Trabalho
24/01/2011 - 08h00

Da isonomia de direitos entre o trabalhador avulso e o trabalhador com vínculo empregatício


Foto: Egberto Nogueira

Com destacada atuação em inúmeros processos trabalhistas da atividade portuária, o juiz do Trabalho, Celso Peel, aborda neste artigo o princípio da isonomia estabelecido na Constitucional Federal de 1988 entre os trabalhadores avulsos e os trabalhadores com vínculo empregatício, consoante art. 7º, XXXIV, a saber:

Art. 7º São direitos dos trabalhadores urbanos e rurais, além de outros que visem à melhoria de sua condição social:
 
XXXIV - igualdade de direitos entre o trabalhador com vínculo empregatício permanente e o trabalhador avulso.
 
O aplicador do direito ao enfrentar a interpretação de uma norma jurídica, utiliza dos métodos de interpretação: literal, gramatical, histórico, lógico-sistemático e teleológico.
 
Passaremos a interpretar a isonomia constitucional sobre todos os métodos de interpretação referidos.
 
Pela análise da interpretação literal e gramatical da norma constitucional verifica-se que não foi feita  qualquer limitação ao estabelecer a igualdade de direitos, ou seja, os trabalhadores avulsos  passaram a contar a partir da Constituição Federal com todos os direitos estabelecidos na legislação ao trabalhador com vínculo empregatício.
 
Analisando a questão sob o ponto de vista lógico-sistemático temos que partir de algumas premissas estabelecidas pela legislação.
 
A primeira diz respeito  a legislação de modernização dos portos que autoriza o operador portuário a contratar o trabalhador avulso portuário mediante relação de emprego com contrato por prazo indeterminado, ou seja, na atualidade temos duas categorias de trabalhadores portuários, os contratados como avulsos e os contratados mediante relação de emprego.
 
Com base nesta possibilidade de contratação a limitação da isonomia pode acarretar o prejuízo e a discriminação dentro das próprias categoriais de trabalhadores avulsos portuários, como estivadores, consertadores, conferentes, etc.., ou seja, para o trabalhador portuário com vínculo empregatício não pode ser deferido direitos superiores ao trabalhador portuário avulso, o que, inclusive,  já vem levando a alteração da Carta Sindical dos sindicatos representativos das categoriais dos avulsos para também abranger os trabalhadores portuários contratados pelo regime celetista.
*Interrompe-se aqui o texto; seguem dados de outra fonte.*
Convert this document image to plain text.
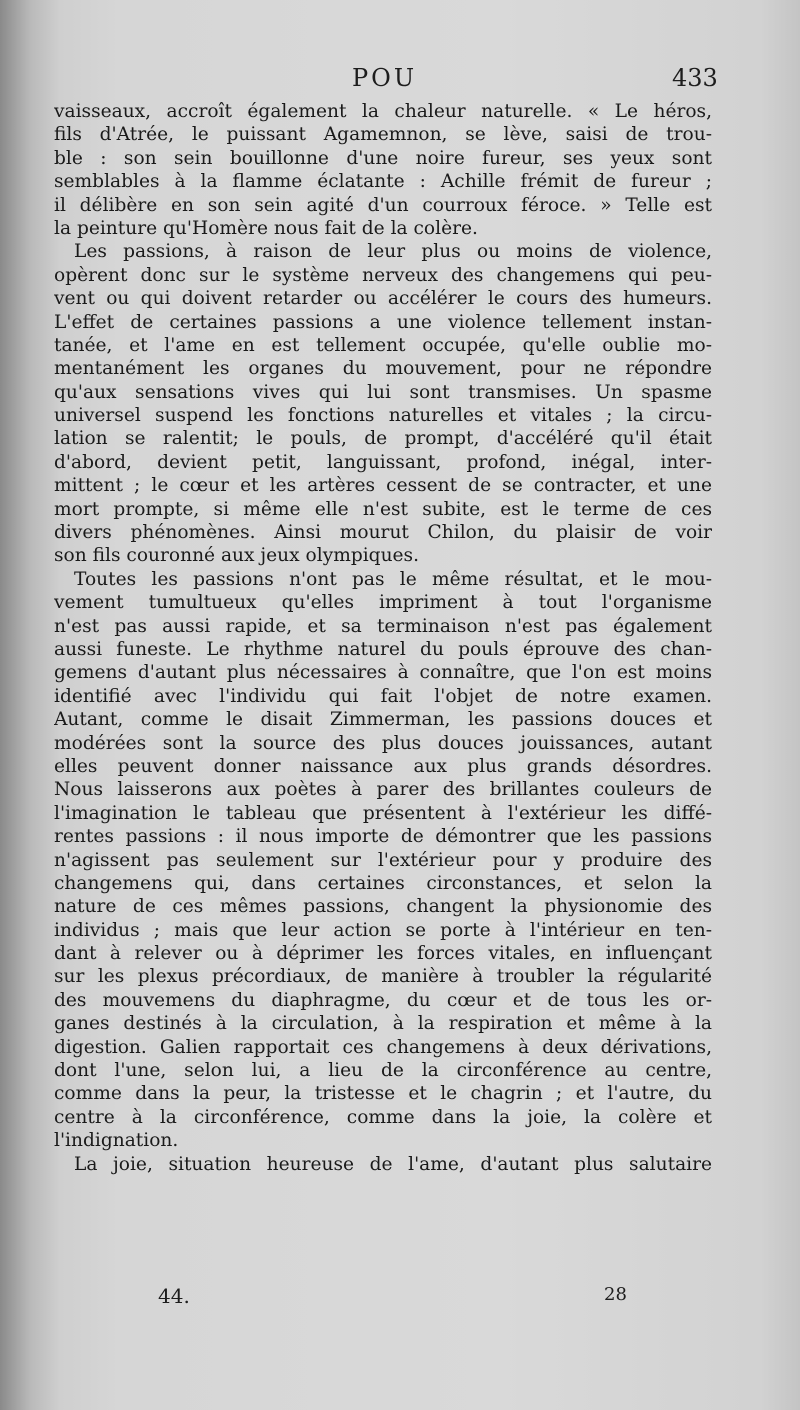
POU	433
vaisseaux, accroît également la chaleur naturelle. « Le héros,
fils d'Atrée, le puissant Agamemnon, se lève, saisi de trou-
ble : son sein bouillonne d'une noire fureur, ses yeux sont
semblables à la flamme éclatante : Achille frémit de fureur ;
il délibère en son sein agité d'un courroux féroce. » Telle est
la peinture qu'Homère nous fait de la colère.
Les passions, à raison de leur plus ou moins de violence,
opèrent donc sur le système nerveux des changemens qui peu-
vent ou qui doivent retarder ou accélérer le cours des humeurs.
L'effet de certaines passions a une violence tellement instan-
tanée, et l'ame en est tellement occupée, qu'elle oublie mo-
mentanément les organes du mouvement, pour ne répondre
qu'aux sensations vives qui lui sont transmises. Un spasme
universel suspend les fonctions naturelles et vitales ; la circu-
lation se ralentit; le pouls, de prompt, d'accéléré qu'il était
d'abord, devient petit, languissant, profond, inégal, inter-
mittent ; le cœur et les artères cessent de se contracter, et une
mort prompte, si même elle n'est subite, est le terme de ces
divers phénomènes. Ainsi mourut Chilon, du plaisir de voir
son fils couronné aux jeux olympiques.
Toutes les passions n'ont pas le même résultat, et le mou-
vement tumultueux qu'elles impriment à tout l'organisme
n'est pas aussi rapide, et sa terminaison n'est pas également
aussi funeste. Le rhythme naturel du pouls éprouve des chan-
gemens d'autant plus nécessaires à connaître, que l'on est moins
identifié avec l'individu qui fait l'objet de notre examen.
Autant, comme le disait Zimmerman, les passions douces et
modérées sont la source des plus douces jouissances, autant
elles peuvent donner naissance aux plus grands désordres.
Nous laisserons aux poètes à parer des brillantes couleurs de
l'imagination le tableau que présentent à l'extérieur les diffé-
rentes passions : il nous importe de démontrer que les passions
n'agissent pas seulement sur l'extérieur pour y produire des
changemens qui, dans certaines circonstances, et selon la
nature de ces mêmes passions, changent la physionomie des
individus ; mais que leur action se porte à l'intérieur en ten-
dant à relever ou à déprimer les forces vitales, en influençant
sur les plexus précordiaux, de manière à troubler la régularité
des mouvemens du diaphragme, du cœur et de tous les or-
ganes destinés à la circulation, à la respiration et même à la
digestion. Galien rapportait ces changemens à deux dérivations,
dont l'une, selon lui, a lieu de la circonférence au centre,
comme dans la peur, la tristesse et le chagrin ; et l'autre, du
centre à la circonférence, comme dans la joie, la colère et
l'indignation.
La joie, situation heureuse de l'ame, d'autant plus salutaire
44.	28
A segunda e , ainda mais importante, temos na Constituição Federal do Brasil que estabelece em seu art. 1o, dentre os seus princípios fundamentais a dignidade da pessoa humana e os valores sociais do trabalho, razão pela qual o nosso sistema jurídico não dá guarida a qualquer possibilidade de discriminação, ainda mais dentro de uma mesma categoria, para a prestação do mesmo serviço de trabalhador portuário, pelo simples fato de ter optado o operador portuário pela contratação por vínculo jurídico diverso.
 
Assim, uma interpretação lógico-sistemática leva a isonomia ampla e sem qualquer restrição de direitos entre os avulsos e os trabalhadores com vínculo empregatício.
 
Continuando o estudo sobre os métodos de interpretação, uma análise histórica das regras aplicáveis aos avulsos, temos que o legislador vem estendendo os direitos dos trabalhadores com vínculo empregatício aos trabalhadores avulsos,  o que culminou com a Constituição de 1988 quando determinou a igualdade entre os direitos estabelecidos aos trabalhadores com vínculo empregatício e os trabalhadores avulsos.
 
Por último, uma interpretação finalística ou teleológica da norma não pode levar a uma interpretação distinta, uma vez que o conceito do direito do trabalho define como a disciplina que abrange o conjunto de normas jurídicas que visam a melhoria da condição social do trabalhador. O constituinte de 1988 em observância ao conceito do direito do trabalho ao determinar a isonomia de direitos apenas observou o conceito do direito do trabalho, razão pela qual não temos como afastar  o entendimento que a referida norma não encontra limites ao estabelecer a isonomia de direitos.
 
Concluindo, por qualquer ângulo que se analise a questão temos para nós que a isonomia constitucional entre os trabalhadores avulsos e os trabalhadores com vínculo empregatício não encontra nenhum limite, motivo pelo qual não concordamos com o posicionamento da doutrina e parte da jurisprudência  que reiteradamente limita o direito dos trabalhadores avulso, como exemplo, no caso de adicional de risco, férias em dobro, horas extras, adicional noturno, etc.
 
 
Celso Ricardo Peel Furtado de Oliveira
Professor Universitário
Juiz do Trabalho Titular da 5ª Vara do Trabalho de Cubatão convocado para  ano de 2.010 para atuar na 12ª Turma do Tribunal Regional do Trabalho da 2ª Região.